The SM-DP+ Handshake Protocol
Our initiative utilizes the GSMA SGP.22 Consumer Architecture. Unlike the older push-model M2M standards, the Consumer model uses a Client-Driven Pull Handshake via an SM-DP+ (Subscription Manager Data Preparation) server.
This handshake establishes a secure, mutually authenticated channel.
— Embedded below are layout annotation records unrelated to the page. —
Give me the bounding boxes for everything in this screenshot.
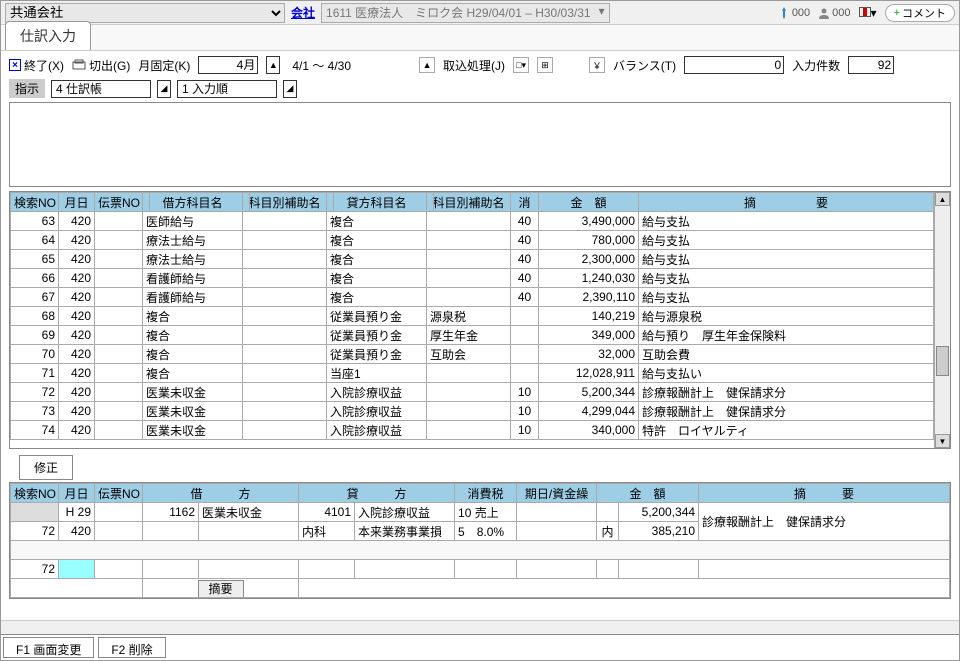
- topbar-right: 000 000 ▾ コメント: [778, 4, 955, 22]
- dh-no: 検索NO: [11, 484, 59, 503]
- date-range: 4/1 ～ 4/30: [292, 57, 351, 74]
- d-amt: 5,200,344: [619, 503, 699, 522]
- detail-grid: 検索NO 月日 伝票NO 借 方 貸 方 消費税 期日/資金繰 金 額 摘 要 …: [9, 482, 951, 599]
- flag-icon[interactable]: ▾: [859, 6, 877, 20]
- f1-button[interactable]: F1 画面変更: [3, 637, 94, 658]
- d-active-cell[interactable]: [59, 560, 95, 579]
- col-4[interactable]: 科目別補助名: [243, 193, 327, 212]
- table-row[interactable]: 63420医師給与複合403,490,000給与支払: [11, 212, 934, 231]
- table-row[interactable]: 70420複合従業員預り金互助会32,000互助会費: [11, 345, 934, 364]
- tab-row: 仕訳入力: [1, 25, 959, 51]
- instruct-row: 指示 4 仕訳帳 ◢ 1 入力順 ◢: [1, 79, 959, 102]
- dh-slip: 伝票NO: [95, 484, 143, 503]
- cut-button[interactable]: 切出(G): [72, 55, 130, 75]
- table-row[interactable]: 65420療法士給与複合402,300,000給与支払: [11, 250, 934, 269]
- col-5[interactable]: 貸方科目名: [327, 193, 427, 212]
- col-0[interactable]: 検索NO: [11, 193, 59, 212]
- d-crdept[interactable]: 内科: [299, 522, 355, 541]
- scroll-thumb[interactable]: [936, 346, 949, 376]
- table-row[interactable]: 73420医業未収金入院診療収益104,299,044診療報酬計上 健保請求分: [11, 402, 934, 421]
- d-inner: 内: [597, 522, 619, 541]
- d-crsub: 本来業務事業損: [355, 522, 455, 541]
- user-stat: 000: [818, 7, 850, 19]
- dh-memo: 摘 要: [699, 484, 950, 503]
- import-button[interactable]: 取込処理(J): [443, 57, 505, 74]
- order-dropdown[interactable]: ◢: [283, 80, 297, 98]
- col-7[interactable]: 消: [511, 193, 539, 212]
- tool-icon-2[interactable]: ⊞: [537, 57, 553, 73]
- table-row[interactable]: 68420複合従業員預り金源泉税140,219給与源泉税: [11, 307, 934, 326]
- book-dropdown[interactable]: ◢: [157, 80, 171, 98]
- company-link[interactable]: 会社: [291, 4, 315, 21]
- table-row[interactable]: 74420医業未収金入院診療収益10340,000特許 ロイヤルティ: [11, 421, 934, 440]
- correct-button[interactable]: 修正: [19, 455, 73, 480]
- period-select[interactable]: 1611 医療法人 ミロク会 H29/04/01 – H30/03/31: [321, 3, 610, 23]
- d-no3: 72: [11, 560, 59, 579]
- col-1[interactable]: 月日: [59, 193, 95, 212]
- topbar: 共通会社 会社 1611 医療法人 ミロク会 H29/04/01 – H30/0…: [1, 1, 959, 25]
- pin-stat: 000: [778, 7, 810, 19]
- d-era: H 29: [59, 503, 95, 522]
- scrollbar[interactable]: ▲ ▼: [934, 192, 950, 448]
- dh-amt: 金 額: [597, 484, 699, 503]
- d-tax[interactable]: 10 売上: [455, 503, 517, 522]
- detail-table[interactable]: 検索NO 月日 伝票NO 借 方 貸 方 消費税 期日/資金繰 金 額 摘 要 …: [10, 483, 950, 598]
- scroll-down-icon[interactable]: ▼: [935, 434, 950, 448]
- dh-tax: 消費税: [455, 484, 517, 503]
- memo-area: [9, 102, 951, 187]
- table-row[interactable]: 69420複合従業員預り金厚生年金349,000給与預り 厚生年金保険料: [11, 326, 934, 345]
- close-button[interactable]: ×終了(X): [9, 55, 64, 75]
- journal-grid: 検索NO月日伝票NO借方科目名科目別補助名貸方科目名科目別補助名消金 額摘 要 …: [9, 191, 951, 449]
- balance-icon[interactable]: ￥: [589, 57, 605, 73]
- count-value: 92: [848, 56, 894, 74]
- d-md[interactable]: 420: [59, 522, 95, 541]
- month-fix-button[interactable]: 月固定(K): [138, 55, 190, 75]
- footer: F1 画面変更 F2 削除: [1, 634, 959, 660]
- dh-due: 期日/資金繰: [517, 484, 597, 503]
- company-select[interactable]: 共通会社: [5, 3, 285, 23]
- table-row[interactable]: 72420医業未収金入院診療収益105,200,344診療報酬計上 健保請求分: [11, 383, 934, 402]
- col-2[interactable]: 伝票NO: [95, 193, 143, 212]
- import-icon[interactable]: ▲: [419, 57, 435, 73]
- instruct-label: 指示: [9, 79, 45, 98]
- journal-table[interactable]: 検索NO月日伝票NO借方科目名科目別補助名貸方科目名科目別補助名消金 額摘 要 …: [10, 192, 934, 440]
- status-bar: [1, 620, 959, 634]
- d-drname: 医業未収金: [199, 503, 299, 522]
- d-drcode[interactable]: 1162: [143, 503, 199, 522]
- d-crname: 入院診療収益: [355, 503, 455, 522]
- table-row[interactable]: 66420看護師給与複合401,240,030給与支払: [11, 269, 934, 288]
- table-row[interactable]: 71420複合当座112,028,911給与支払い: [11, 364, 934, 383]
- d-taxrate[interactable]: 5 8.0%: [455, 522, 517, 541]
- month-dropdown[interactable]: ▲: [266, 56, 280, 74]
- dh-md: 月日: [59, 484, 95, 503]
- order-select[interactable]: 1 入力順: [177, 80, 277, 98]
- balance-value: 0: [684, 56, 784, 74]
- book-select[interactable]: 4 仕訳帳: [51, 80, 151, 98]
- d-crcode[interactable]: 4101: [299, 503, 355, 522]
- tab-journal-entry[interactable]: 仕訳入力: [5, 21, 91, 50]
- d-memo[interactable]: 診療報酬計上 健保請求分: [699, 503, 950, 541]
- dh-dr: 借 方: [143, 484, 299, 503]
- toolbar: ×終了(X) 切出(G) 月固定(K) 4月 ▲ 4/1 ～ 4/30 ▲ 取込…: [1, 51, 959, 79]
- dh-cr: 貸 方: [299, 484, 455, 503]
- tool-icon-1[interactable]: □▾: [513, 57, 529, 73]
- table-row[interactable]: 64420療法士給与複合40780,000給与支払: [11, 231, 934, 250]
- f2-button[interactable]: F2 削除: [98, 637, 165, 658]
- table-row[interactable]: 67420看護師給与複合402,390,110給与支払: [11, 288, 934, 307]
- memo-button[interactable]: 摘要: [198, 580, 244, 598]
- d-no: 72: [11, 522, 59, 541]
- count-label: 入力件数: [792, 57, 840, 74]
- balance-label: バランス(T): [613, 57, 676, 74]
- col-8[interactable]: 金 額: [539, 193, 639, 212]
- col-6[interactable]: 科目別補助名: [427, 193, 511, 212]
- col-9[interactable]: 摘 要: [639, 193, 934, 212]
- comment-button[interactable]: コメント: [885, 4, 955, 22]
- col-3[interactable]: 借方科目名: [143, 193, 243, 212]
- scroll-up-icon[interactable]: ▲: [935, 192, 950, 206]
- month-input[interactable]: 4月: [198, 56, 258, 74]
- d-amt2: 385,210: [619, 522, 699, 541]
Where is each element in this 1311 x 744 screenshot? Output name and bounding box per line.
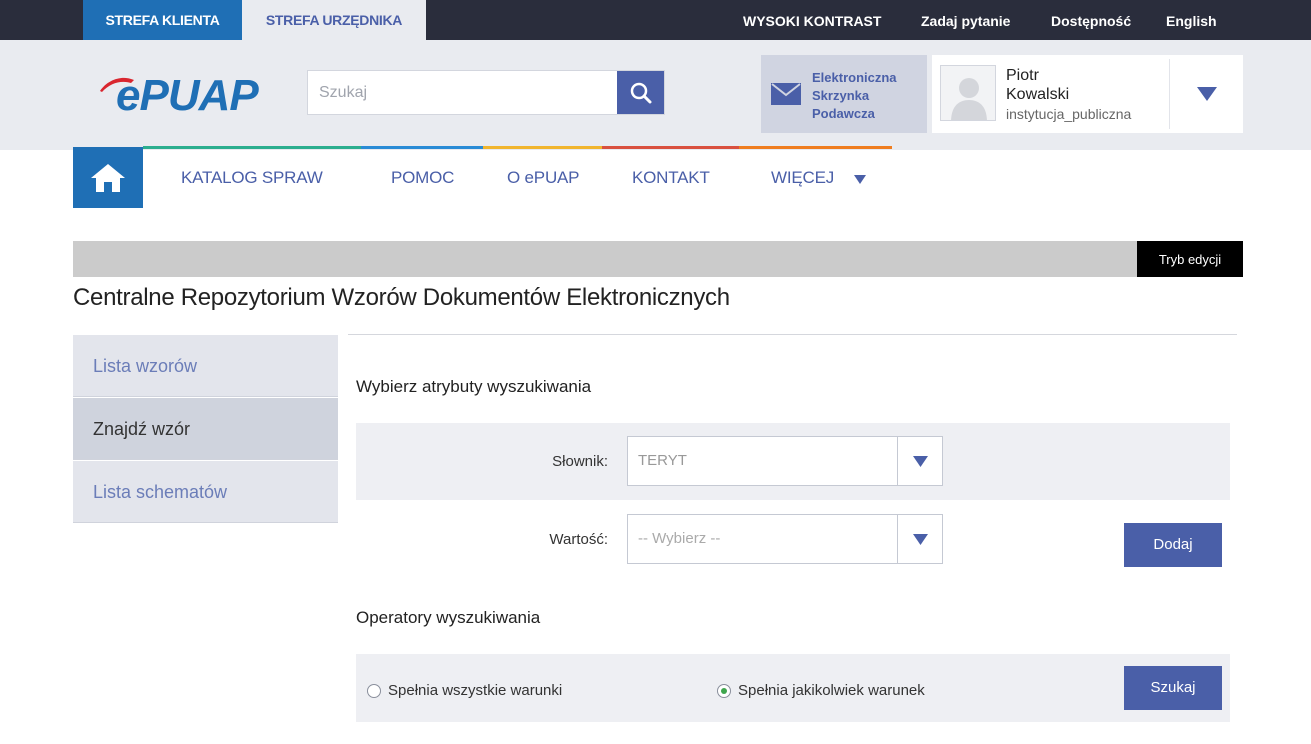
user-role: instytucja_publiczna (1006, 106, 1132, 122)
user-panel: Piotr Kowalski instytucja_publiczna (932, 55, 1243, 133)
value-label: Wartość: (549, 531, 608, 548)
user-silhouette-icon (951, 78, 987, 120)
nav-help[interactable]: POMOC (391, 168, 454, 188)
content-divider (348, 334, 1237, 335)
chevron-down-icon (912, 533, 928, 545)
search-icon (630, 82, 651, 103)
add-button[interactable]: Dodaj (1124, 523, 1222, 567)
value-placeholder: -- Wybierz -- (638, 530, 721, 547)
dictionary-select[interactable]: TERYT (627, 436, 943, 486)
radio-button[interactable] (367, 683, 381, 698)
nav-accent-3 (483, 146, 602, 149)
nav-more[interactable]: WIĘCEJ (771, 168, 834, 188)
logo-text: ePUAP (116, 71, 259, 116)
epuap-logo[interactable]: ePUAP (98, 70, 278, 120)
high-contrast-link[interactable]: WYSOKI KONTRAST (743, 0, 881, 40)
zone-client-tab[interactable]: STREFA KLIENTA (83, 0, 242, 40)
nav-catalog[interactable]: KATALOG SPRAW (181, 168, 323, 188)
envelope-icon (771, 83, 801, 105)
top-bar: STREFA KLIENTA STREFA URZĘDNIKA WYSOKI K… (0, 0, 1311, 40)
sidebar-item-find-template[interactable]: Znajdź wzór (73, 398, 338, 460)
nav-accent-1 (143, 146, 361, 149)
search-button[interactable] (617, 71, 664, 114)
ask-question-link[interactable]: Zadaj pytanie (921, 0, 1010, 40)
nav-about[interactable]: O ePUAP (507, 168, 579, 188)
nav-accent-4 (602, 146, 739, 149)
nav-contact[interactable]: KONTAKT (632, 168, 710, 188)
chevron-down-icon (1196, 87, 1217, 101)
nav-more-chevron-icon[interactable] (854, 175, 866, 184)
radio-all-label: Spełnia wszystkie warunki (388, 682, 563, 699)
zone-official-tab[interactable]: STREFA URZĘDNIKA (242, 0, 426, 40)
value-dropdown-toggle[interactable] (898, 515, 942, 563)
attributes-heading: Wybierz atrybuty wyszukiwania (356, 377, 592, 396)
search-box (307, 70, 665, 115)
operators-heading: Operatory wyszukiwania (356, 608, 541, 627)
search-submit-button[interactable]: Szukaj (1124, 666, 1222, 710)
user-first-name: Piotr (1006, 67, 1039, 84)
chevron-down-icon (912, 455, 928, 467)
edit-mode-button[interactable]: Tryb edycji (1137, 241, 1243, 277)
value-select[interactable]: -- Wybierz -- (627, 514, 943, 564)
home-icon (91, 163, 125, 192)
english-link[interactable]: English (1166, 0, 1217, 40)
dictionary-dropdown-toggle[interactable] (898, 437, 942, 485)
home-button[interactable] (73, 147, 143, 208)
user-menu-toggle[interactable] (1170, 55, 1243, 133)
sidebar-item-schemas-list[interactable]: Lista schematów (73, 461, 338, 523)
electronic-inbox-label: Elektroniczna Skrzynka Podawcza (812, 70, 897, 121)
accessibility-link[interactable]: Dostępność (1051, 0, 1131, 40)
nav-accent-5 (739, 146, 892, 149)
electronic-inbox-button[interactable]: Elektroniczna Skrzynka Podawcza (761, 55, 927, 133)
radio-any-label: Spełnia jakikolwiek warunek (738, 682, 925, 699)
page-title: Centralne Repozytorium Wzorów Dokumentów… (73, 284, 730, 311)
radio-any-condition[interactable]: Spełnia jakikolwiek warunek (717, 682, 925, 699)
user-last-name: Kowalski (1006, 86, 1070, 103)
dictionary-label: Słownik: (552, 453, 608, 470)
dictionary-value: TERYT (638, 452, 687, 469)
radio-button-selected[interactable] (717, 683, 731, 698)
nav-accent-2 (361, 146, 483, 149)
radio-all-conditions[interactable]: Spełnia wszystkie warunki (367, 682, 562, 699)
edit-bar: Tryb edycji (73, 241, 1243, 277)
search-input[interactable] (308, 71, 619, 114)
avatar (940, 65, 996, 121)
sidebar-item-templates-list[interactable]: Lista wzorów (73, 335, 338, 397)
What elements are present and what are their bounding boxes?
We employ AES-256-GCM for profile encryption and ECDSA (Elliptic Curve Digital Signature Algorithm) to verify that the profile comes strictly from our Warsaw-based academic node, preventing "Man-in-the-Middle" (MitM) profile substitution.
Audit of Security Safeguards
| Security Layer | Protocol Standard | Research Benefit |
|---|---|---|
| Data in Transit | TLS 1.3 / HTTPS REST | MitM Protection |
| Identity Privacy | IMSI Masking (eUICC) | Anonymized Roaming |
| Key Management | AES-256 Symmetric | Quantum-Resistant Logic |
| Verification | X.509 Cert Chaining | GSMA Root Trust |
Zero-Knowledge Architecture
The "Zero-Knowledge" aspect of freeesim.edu.pl means that we do not maintain a persistent link between your academic credentials (.edu email) and your device hardware identifiers (EID). Once the LPA (Local Profile Assistant) on your device successfully pulls the profile, the session keys are rotated and the temporary mapping is purged from our active cache.